I feel like all of these fediverse platforms are going to suffer from the same issue.

I searched up peertube and clicked on the peertube link. No where was there a "recommend videos" feed or "upload videos" or "create account" and the first link to a peertube platform is a cliche "rebellion" something or other.

These things will never see mass adoption if they aren't approachable to the casual browser. It sucks, but the average user would rather give their data to Google or watch 25sec of ads before each video then try to figure out fediverse. Especially since when you do figure it out, there isn't any good content yet.

[–] [email protected] 7 points 1 year ago* (last edited 1 year ago) (4 children)
  • diode.zone
  • tilvids.com
  • conf.tube
  • cliptube.org
  • media.privacyinternational.org
  • makertube.net
  • video.blender.org
  • vidcommons.org
  • share.tube

Just to name a few I think have nice videos right on their start page.

You can only make it so easy... If you want a centralistic platform with algorithmic recommendations, use YouTube... Emancipating oneself is work. But I'd agree onboarding for new users could and should be easier.
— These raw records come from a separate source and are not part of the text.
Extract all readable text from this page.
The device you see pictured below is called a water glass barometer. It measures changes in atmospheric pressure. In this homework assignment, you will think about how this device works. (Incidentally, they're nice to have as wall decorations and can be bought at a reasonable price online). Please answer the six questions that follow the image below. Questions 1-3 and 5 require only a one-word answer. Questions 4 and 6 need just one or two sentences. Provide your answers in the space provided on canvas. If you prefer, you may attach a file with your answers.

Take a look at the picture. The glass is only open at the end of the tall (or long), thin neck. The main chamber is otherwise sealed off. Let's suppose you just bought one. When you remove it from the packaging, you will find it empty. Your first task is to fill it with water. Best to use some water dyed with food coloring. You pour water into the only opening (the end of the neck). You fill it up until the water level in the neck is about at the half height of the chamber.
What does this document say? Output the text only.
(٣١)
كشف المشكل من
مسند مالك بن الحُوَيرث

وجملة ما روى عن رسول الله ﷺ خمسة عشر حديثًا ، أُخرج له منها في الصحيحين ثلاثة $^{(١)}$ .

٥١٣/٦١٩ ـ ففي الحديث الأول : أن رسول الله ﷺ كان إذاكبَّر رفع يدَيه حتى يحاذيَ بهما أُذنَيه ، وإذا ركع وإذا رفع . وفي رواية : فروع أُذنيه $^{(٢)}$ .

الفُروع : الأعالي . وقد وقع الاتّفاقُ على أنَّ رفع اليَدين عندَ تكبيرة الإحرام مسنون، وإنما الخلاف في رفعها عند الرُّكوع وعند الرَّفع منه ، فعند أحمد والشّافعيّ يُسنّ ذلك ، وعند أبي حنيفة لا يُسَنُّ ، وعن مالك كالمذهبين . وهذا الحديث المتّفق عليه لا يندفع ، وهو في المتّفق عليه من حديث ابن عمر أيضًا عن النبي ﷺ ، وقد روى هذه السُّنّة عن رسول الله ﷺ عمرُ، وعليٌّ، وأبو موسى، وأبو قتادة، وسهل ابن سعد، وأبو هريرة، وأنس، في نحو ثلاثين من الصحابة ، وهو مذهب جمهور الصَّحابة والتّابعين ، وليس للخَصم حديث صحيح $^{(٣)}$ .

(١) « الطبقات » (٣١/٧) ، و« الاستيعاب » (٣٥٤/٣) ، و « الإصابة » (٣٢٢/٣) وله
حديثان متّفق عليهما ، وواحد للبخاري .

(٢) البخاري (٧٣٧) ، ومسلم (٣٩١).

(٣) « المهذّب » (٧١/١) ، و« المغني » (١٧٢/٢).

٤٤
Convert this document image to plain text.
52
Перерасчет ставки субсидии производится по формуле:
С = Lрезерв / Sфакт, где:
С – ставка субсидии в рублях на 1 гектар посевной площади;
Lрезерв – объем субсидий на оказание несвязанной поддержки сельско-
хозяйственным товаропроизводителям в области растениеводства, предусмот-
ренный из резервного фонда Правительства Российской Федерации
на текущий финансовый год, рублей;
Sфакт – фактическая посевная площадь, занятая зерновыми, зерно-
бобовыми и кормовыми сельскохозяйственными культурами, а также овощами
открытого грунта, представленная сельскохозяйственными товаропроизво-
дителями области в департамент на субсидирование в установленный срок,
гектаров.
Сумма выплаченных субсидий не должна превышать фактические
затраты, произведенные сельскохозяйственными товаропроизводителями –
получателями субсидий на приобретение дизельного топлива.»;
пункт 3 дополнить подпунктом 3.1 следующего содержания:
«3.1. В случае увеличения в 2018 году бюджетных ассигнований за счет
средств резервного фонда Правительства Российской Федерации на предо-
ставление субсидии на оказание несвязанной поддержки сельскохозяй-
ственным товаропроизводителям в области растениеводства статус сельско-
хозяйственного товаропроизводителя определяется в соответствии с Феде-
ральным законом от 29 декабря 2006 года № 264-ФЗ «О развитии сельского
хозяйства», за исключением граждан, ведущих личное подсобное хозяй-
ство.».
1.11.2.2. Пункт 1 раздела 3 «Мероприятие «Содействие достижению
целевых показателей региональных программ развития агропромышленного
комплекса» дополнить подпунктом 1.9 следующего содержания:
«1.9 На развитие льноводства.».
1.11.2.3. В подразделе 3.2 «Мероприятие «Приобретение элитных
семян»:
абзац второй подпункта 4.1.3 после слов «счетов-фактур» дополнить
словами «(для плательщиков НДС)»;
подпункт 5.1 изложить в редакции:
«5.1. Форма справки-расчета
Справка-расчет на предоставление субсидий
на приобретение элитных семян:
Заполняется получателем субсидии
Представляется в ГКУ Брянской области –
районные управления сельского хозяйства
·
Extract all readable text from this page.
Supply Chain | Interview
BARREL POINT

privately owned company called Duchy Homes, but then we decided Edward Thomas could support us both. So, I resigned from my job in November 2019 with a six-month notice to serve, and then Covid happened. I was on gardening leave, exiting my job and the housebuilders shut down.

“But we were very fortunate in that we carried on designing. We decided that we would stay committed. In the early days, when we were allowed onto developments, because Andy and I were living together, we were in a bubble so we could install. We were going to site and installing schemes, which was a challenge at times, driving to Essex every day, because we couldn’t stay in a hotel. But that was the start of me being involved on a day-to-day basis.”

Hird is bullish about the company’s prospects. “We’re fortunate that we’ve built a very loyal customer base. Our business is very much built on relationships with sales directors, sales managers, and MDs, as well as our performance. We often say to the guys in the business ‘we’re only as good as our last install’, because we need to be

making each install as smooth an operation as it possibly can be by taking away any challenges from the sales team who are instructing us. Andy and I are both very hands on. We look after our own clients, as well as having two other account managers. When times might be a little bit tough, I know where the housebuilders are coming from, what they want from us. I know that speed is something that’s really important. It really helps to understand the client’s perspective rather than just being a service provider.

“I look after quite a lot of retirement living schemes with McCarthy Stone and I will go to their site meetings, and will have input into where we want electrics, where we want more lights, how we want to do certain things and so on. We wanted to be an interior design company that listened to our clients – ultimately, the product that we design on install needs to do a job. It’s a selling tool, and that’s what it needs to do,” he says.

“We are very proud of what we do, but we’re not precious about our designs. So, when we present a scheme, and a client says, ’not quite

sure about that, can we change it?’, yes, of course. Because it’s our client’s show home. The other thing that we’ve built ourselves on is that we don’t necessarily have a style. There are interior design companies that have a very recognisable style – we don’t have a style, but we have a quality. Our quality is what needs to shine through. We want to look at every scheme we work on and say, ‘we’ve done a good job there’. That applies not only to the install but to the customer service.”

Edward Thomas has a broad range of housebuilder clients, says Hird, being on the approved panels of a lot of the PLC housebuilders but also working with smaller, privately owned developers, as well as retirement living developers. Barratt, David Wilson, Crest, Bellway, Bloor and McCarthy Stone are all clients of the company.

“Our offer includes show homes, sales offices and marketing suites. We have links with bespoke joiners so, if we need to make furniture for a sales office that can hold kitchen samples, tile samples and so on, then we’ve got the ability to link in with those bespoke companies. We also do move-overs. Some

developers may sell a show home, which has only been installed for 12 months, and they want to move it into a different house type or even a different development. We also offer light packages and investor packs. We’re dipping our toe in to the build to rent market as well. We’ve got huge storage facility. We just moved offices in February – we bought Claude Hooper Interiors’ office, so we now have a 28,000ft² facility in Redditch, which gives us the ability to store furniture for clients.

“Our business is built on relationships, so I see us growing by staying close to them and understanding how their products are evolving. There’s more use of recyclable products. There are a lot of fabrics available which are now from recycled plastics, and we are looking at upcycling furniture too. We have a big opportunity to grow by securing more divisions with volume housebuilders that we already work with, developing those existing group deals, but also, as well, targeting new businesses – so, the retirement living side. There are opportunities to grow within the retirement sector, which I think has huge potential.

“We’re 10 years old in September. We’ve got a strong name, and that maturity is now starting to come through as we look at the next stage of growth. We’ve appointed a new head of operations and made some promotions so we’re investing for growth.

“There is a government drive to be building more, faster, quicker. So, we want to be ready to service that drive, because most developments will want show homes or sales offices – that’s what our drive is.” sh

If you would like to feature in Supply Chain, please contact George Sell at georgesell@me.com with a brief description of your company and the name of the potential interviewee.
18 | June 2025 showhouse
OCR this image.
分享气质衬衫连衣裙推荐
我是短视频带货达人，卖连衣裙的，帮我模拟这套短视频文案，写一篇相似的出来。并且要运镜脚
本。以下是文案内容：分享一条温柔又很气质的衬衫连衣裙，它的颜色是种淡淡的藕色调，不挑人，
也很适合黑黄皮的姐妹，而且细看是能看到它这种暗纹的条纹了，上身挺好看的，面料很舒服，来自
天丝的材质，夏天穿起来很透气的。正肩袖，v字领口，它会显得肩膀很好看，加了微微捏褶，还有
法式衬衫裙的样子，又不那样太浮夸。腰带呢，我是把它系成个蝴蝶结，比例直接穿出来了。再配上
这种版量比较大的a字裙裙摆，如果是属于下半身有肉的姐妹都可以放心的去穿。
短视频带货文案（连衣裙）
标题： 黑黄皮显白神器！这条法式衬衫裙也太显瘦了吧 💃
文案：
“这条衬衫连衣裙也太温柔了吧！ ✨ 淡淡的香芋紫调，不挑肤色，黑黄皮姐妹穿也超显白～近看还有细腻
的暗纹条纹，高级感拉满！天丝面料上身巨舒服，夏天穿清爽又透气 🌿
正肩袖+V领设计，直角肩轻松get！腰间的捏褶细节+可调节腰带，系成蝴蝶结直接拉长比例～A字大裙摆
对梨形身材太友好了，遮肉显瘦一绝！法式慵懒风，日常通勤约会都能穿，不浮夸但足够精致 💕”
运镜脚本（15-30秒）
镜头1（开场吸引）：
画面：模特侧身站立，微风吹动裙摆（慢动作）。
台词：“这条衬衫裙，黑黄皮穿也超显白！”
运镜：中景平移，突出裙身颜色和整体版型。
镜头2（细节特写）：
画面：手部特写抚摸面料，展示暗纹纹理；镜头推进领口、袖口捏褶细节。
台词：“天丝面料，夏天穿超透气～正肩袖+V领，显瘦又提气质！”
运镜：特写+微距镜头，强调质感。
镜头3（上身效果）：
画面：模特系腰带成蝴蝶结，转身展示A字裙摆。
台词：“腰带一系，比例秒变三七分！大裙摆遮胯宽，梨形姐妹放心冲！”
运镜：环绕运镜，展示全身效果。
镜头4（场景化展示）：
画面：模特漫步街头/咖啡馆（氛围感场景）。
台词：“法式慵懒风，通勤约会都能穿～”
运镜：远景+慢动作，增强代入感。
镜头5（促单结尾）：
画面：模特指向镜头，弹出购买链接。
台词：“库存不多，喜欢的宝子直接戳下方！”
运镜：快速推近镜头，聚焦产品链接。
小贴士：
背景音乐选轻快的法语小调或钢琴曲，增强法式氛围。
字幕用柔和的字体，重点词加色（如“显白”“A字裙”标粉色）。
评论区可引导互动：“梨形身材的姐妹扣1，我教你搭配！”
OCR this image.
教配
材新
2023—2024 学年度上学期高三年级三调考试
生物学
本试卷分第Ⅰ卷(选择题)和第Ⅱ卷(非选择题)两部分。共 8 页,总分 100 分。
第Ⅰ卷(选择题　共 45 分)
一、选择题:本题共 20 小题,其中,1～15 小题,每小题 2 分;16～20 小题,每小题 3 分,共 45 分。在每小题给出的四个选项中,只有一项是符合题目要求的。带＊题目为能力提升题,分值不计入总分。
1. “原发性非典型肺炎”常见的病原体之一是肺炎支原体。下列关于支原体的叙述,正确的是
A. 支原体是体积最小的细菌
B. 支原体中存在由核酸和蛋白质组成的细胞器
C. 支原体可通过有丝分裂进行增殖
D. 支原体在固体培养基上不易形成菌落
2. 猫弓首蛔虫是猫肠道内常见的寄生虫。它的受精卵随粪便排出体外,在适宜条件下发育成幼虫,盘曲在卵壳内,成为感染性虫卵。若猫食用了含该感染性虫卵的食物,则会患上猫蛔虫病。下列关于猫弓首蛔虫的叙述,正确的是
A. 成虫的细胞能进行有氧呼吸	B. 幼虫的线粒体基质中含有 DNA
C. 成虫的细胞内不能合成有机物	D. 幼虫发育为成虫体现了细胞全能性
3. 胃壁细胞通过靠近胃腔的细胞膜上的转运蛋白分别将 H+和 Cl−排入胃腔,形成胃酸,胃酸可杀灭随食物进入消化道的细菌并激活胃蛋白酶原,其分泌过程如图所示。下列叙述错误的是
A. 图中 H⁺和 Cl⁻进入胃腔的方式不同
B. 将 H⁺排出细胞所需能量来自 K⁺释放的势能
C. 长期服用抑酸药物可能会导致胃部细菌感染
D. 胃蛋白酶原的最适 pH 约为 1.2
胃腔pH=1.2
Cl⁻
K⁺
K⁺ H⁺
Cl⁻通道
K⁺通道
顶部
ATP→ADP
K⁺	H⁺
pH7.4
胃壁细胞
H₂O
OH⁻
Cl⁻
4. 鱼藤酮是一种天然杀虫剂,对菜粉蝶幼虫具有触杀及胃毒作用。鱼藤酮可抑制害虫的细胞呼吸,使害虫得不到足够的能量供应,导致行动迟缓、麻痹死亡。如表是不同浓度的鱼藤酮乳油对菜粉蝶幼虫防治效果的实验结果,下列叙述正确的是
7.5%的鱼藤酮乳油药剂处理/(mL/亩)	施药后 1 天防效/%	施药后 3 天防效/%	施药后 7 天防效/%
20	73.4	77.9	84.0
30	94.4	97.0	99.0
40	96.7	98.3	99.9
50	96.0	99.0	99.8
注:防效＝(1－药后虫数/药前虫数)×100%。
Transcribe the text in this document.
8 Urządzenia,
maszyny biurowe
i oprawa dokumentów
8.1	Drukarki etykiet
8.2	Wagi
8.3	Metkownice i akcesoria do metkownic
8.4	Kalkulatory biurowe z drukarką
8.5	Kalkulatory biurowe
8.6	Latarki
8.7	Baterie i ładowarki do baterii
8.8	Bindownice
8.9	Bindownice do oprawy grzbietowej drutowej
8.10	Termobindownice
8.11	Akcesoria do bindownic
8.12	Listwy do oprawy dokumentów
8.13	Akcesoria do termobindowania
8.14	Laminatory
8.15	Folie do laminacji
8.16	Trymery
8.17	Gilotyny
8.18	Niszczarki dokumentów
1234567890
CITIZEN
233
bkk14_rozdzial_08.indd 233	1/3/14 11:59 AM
[–] [email protected] 5 points 1 year ago

If you have a bunch of people guess how many M&M's are in a jar you can average the guesses and you'll come very close to the correct amount. A recommendation system can be very democratic in that way. When reddit still had their public API I would take advantage of this fact and use it to decide if something was a "deal" or not on PC parts. I was tracking the prices of computer ram at the time as an experiment. It worked very well. If they are federated properly, then their content can be filtered and appear on an instances front page.